YouTube said will remove videos that contain misinformation about COVID-19 vaccines, in an expansion of its existing rules about conspiracy theories and falsehoods about the pandemic, the Verge reported. Any vaccine-related content that contradicts information from “local health authorities” or the World Health Organisation is now prohibited.
“A COVID-19 vaccine may be imminent, therefore we’re ensuring we have the right policies in place to be able to remove misinformation related to a COVID-19 vaccine,” Farshad Shadloo, a YouTube spokesman, told the Verge in an email. This will include claims that the vaccine will kill people or cause infertility, that it will cause autism, or that microchips will be implanted in people who are vaccinated.
The microchips conspiracy theory promotes the false idea that Bill Gates, at the forefront of the COVID-19 vaccine race, will install microchips into every vaccinated person. It surfaced after Gates in March said in an interview that eventually “we will have some digital certificates” which would be used to show which people had received a vaccine.

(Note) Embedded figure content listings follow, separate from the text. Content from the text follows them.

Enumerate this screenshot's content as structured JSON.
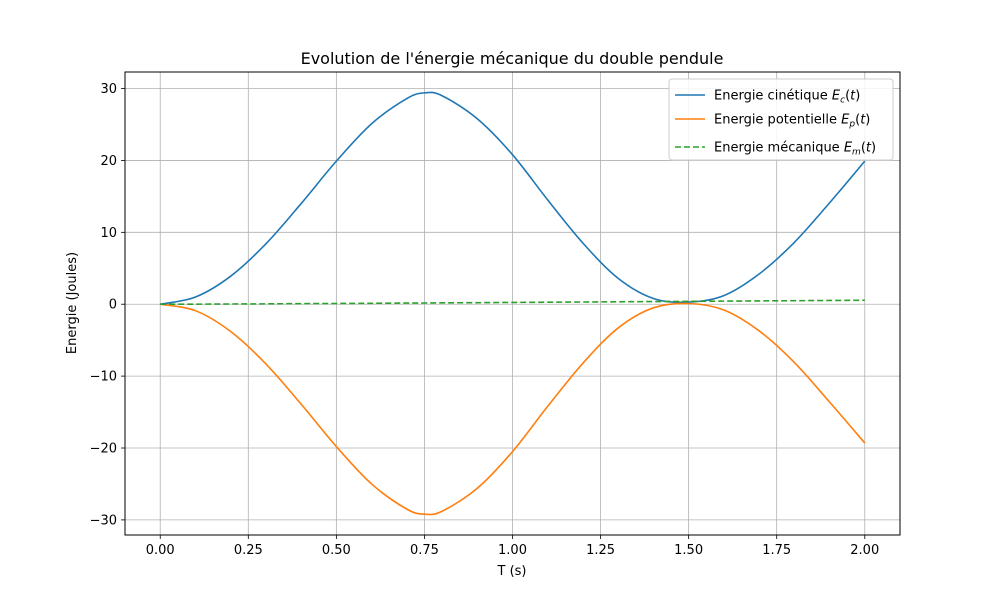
{
  "chart_data": {
    "type": "line",
    "title": "Evolution de l'énergie mécanique du double pendule",
    "xlabel": "T (s)",
    "ylabel": "Energie (Joules)",
    "xlim": [
      -0.1,
      2.1
    ],
    "ylim": [
      -32.1,
      32.3
    ],
    "grid": true,
    "legend_position": "top-right",
    "x_ticks": [
      0.0,
      0.25,
      0.5,
      0.75,
      1.0,
      1.25,
      1.5,
      1.75,
      2.0
    ],
    "x_tick_labels": [
      "0.00",
      "0.25",
      "0.50",
      "0.75",
      "1.00",
      "1.25",
      "1.50",
      "1.75",
      "2.00"
    ],
    "y_ticks": [
      -30,
      -20,
      -10,
      0,
      10,
      20,
      30
    ],
    "y_tick_labels": [
      "−30",
      "−20",
      "−10",
      "0",
      "10",
      "20",
      "30"
    ],
    "x": [
      0.0,
      0.1,
      0.2,
      0.3,
      0.4,
      0.5,
      0.6,
      0.7,
      0.75,
      0.8,
      0.9,
      1.0,
      1.1,
      1.2,
      1.3,
      1.4,
      1.5,
      1.6,
      1.7,
      1.8,
      1.9,
      2.0
    ],
    "series": [
      {
        "name": "Energie cinétique",
        "subscript": "c",
        "color": "#1f77b4",
        "style": "solid",
        "values": [
          0.0,
          1.0,
          3.9,
          8.4,
          14.0,
          19.9,
          25.1,
          28.6,
          29.4,
          29.0,
          25.8,
          20.8,
          14.5,
          8.5,
          3.6,
          0.8,
          0.3,
          1.2,
          4.2,
          8.6,
          14.1,
          19.9
        ]
      },
      {
        "name": "Energie potentielle",
        "subscript": "p",
        "color": "#ff7f0e",
        "style": "solid",
        "values": [
          0.0,
          -0.9,
          -3.8,
          -8.3,
          -13.9,
          -19.8,
          -25.0,
          -28.5,
          -29.2,
          -28.8,
          -25.6,
          -20.5,
          -14.2,
          -8.2,
          -3.3,
          -0.5,
          0.1,
          -0.8,
          -3.7,
          -8.1,
          -13.6,
          -19.3
        ]
      },
      {
        "name": "Energie mécanique",
        "subscript": "m",
        "color": "#2ca02c",
        "style": "dashed",
        "values": [
          0.0,
          0.01,
          0.03,
          0.05,
          0.08,
          0.1,
          0.13,
          0.16,
          0.17,
          0.19,
          0.22,
          0.25,
          0.28,
          0.31,
          0.34,
          0.37,
          0.4,
          0.43,
          0.46,
          0.49,
          0.52,
          0.55
        ]
      }
    ]
  }
}
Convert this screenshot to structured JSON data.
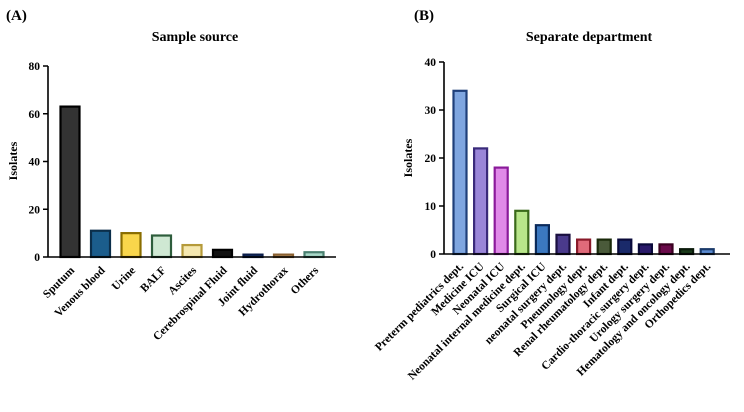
{
  "chart_data": [
    {
      "panel": "(A)",
      "type": "bar",
      "title": "Sample source",
      "xlabel": "",
      "ylabel": "Isolates",
      "ylim": [
        0,
        80
      ],
      "yticks": [
        0,
        20,
        40,
        60,
        80
      ],
      "grid": false,
      "categories": [
        "Sputum",
        "Venous blood",
        "Urine",
        "BALF",
        "Ascites",
        "Cerebrospinal Fluid",
        "Joint fluid",
        "Hydrothorax",
        "Others"
      ],
      "values": [
        63,
        11,
        10,
        9,
        5,
        3,
        1,
        1,
        2
      ],
      "fills": [
        "#333333",
        "#1b5d8c",
        "#f9d64b",
        "#cfe8d3",
        "#f5e8b0",
        "#111111",
        "#2a4d8f",
        "#e8c9a0",
        "#a8d8c8"
      ],
      "strokes": [
        "#000000",
        "#0b2e4a",
        "#8a6d00",
        "#2e5d3c",
        "#b59a3a",
        "#000000",
        "#0b1d4a",
        "#8a6030",
        "#4a8070"
      ]
    },
    {
      "panel": "(B)",
      "type": "bar",
      "title": "Separate department",
      "xlabel": "",
      "ylabel": "Isolates",
      "ylim": [
        0,
        40
      ],
      "yticks": [
        0,
        10,
        20,
        30,
        40
      ],
      "grid": false,
      "categories": [
        "Preterm pediatrics dept.",
        "Medicine ICU",
        "Neonatal ICU",
        "Neonatal internal medicine dept.",
        "Surgical ICU",
        "neonatal surgery dept.",
        "Pneumology dept.",
        "Renal rheumatology dept.",
        "Infant dept.",
        "Cardio-thoracic surgery dept.",
        "Urology surgery dept.",
        "Hematology and oncology dept.",
        "Orthopedics dept."
      ],
      "values": [
        34,
        22,
        18,
        9,
        6,
        4,
        3,
        3,
        3,
        2,
        2,
        1,
        1
      ],
      "fills": [
        "#7fa6e0",
        "#9a86d8",
        "#e08ae8",
        "#b8e68a",
        "#3b78c0",
        "#4a3a8c",
        "#e06a7a",
        "#4a5a3a",
        "#1a2a6a",
        "#2a1a6a",
        "#6a0a4a",
        "#1a3a1a",
        "#5a8ad0"
      ],
      "strokes": [
        "#1f3f7a",
        "#3a2a7a",
        "#8a1a9a",
        "#3a6a1a",
        "#0a2a5a",
        "#1a1040",
        "#8a1a2a",
        "#1a2a0a",
        "#0a0a3a",
        "#0a0a3a",
        "#3a0020",
        "#0a1a0a",
        "#1a3a6a"
      ]
    }
  ]
}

Under its COVID-19 misinformation policy, YouTube — which has been responsible for pulling people down rabbit holes of conspiracies — already prohibits content that claims that a guaranteed vaccine or cure for COVID-19 is available, that the COVID-19 vaccine will kill people who receive it. Conspiracy theories around COVID-19, including that 5G causes or eating Asain food causes it, is also prohibited.
Outside of vaccine misinformation, YouTube had earlier this year prohibited content that sheds doubt over the existence and transmission of COVID-19, or encourages people to rely on home remedies and not seek medical treatment, or explicitly disputes official guidelines on isolation and social distancing. It also claims that a group is immune or cannot transmit the virus.
Facebook has meanwhile banned any ads that “explicitly” discourage from getting vaccinated, but has remained silent on anti-vax conspiracies or content that spread rumours about vaccines. Besides, ads around legislation or government policies for or against vaccines, including for COVID-19, will still be allowed.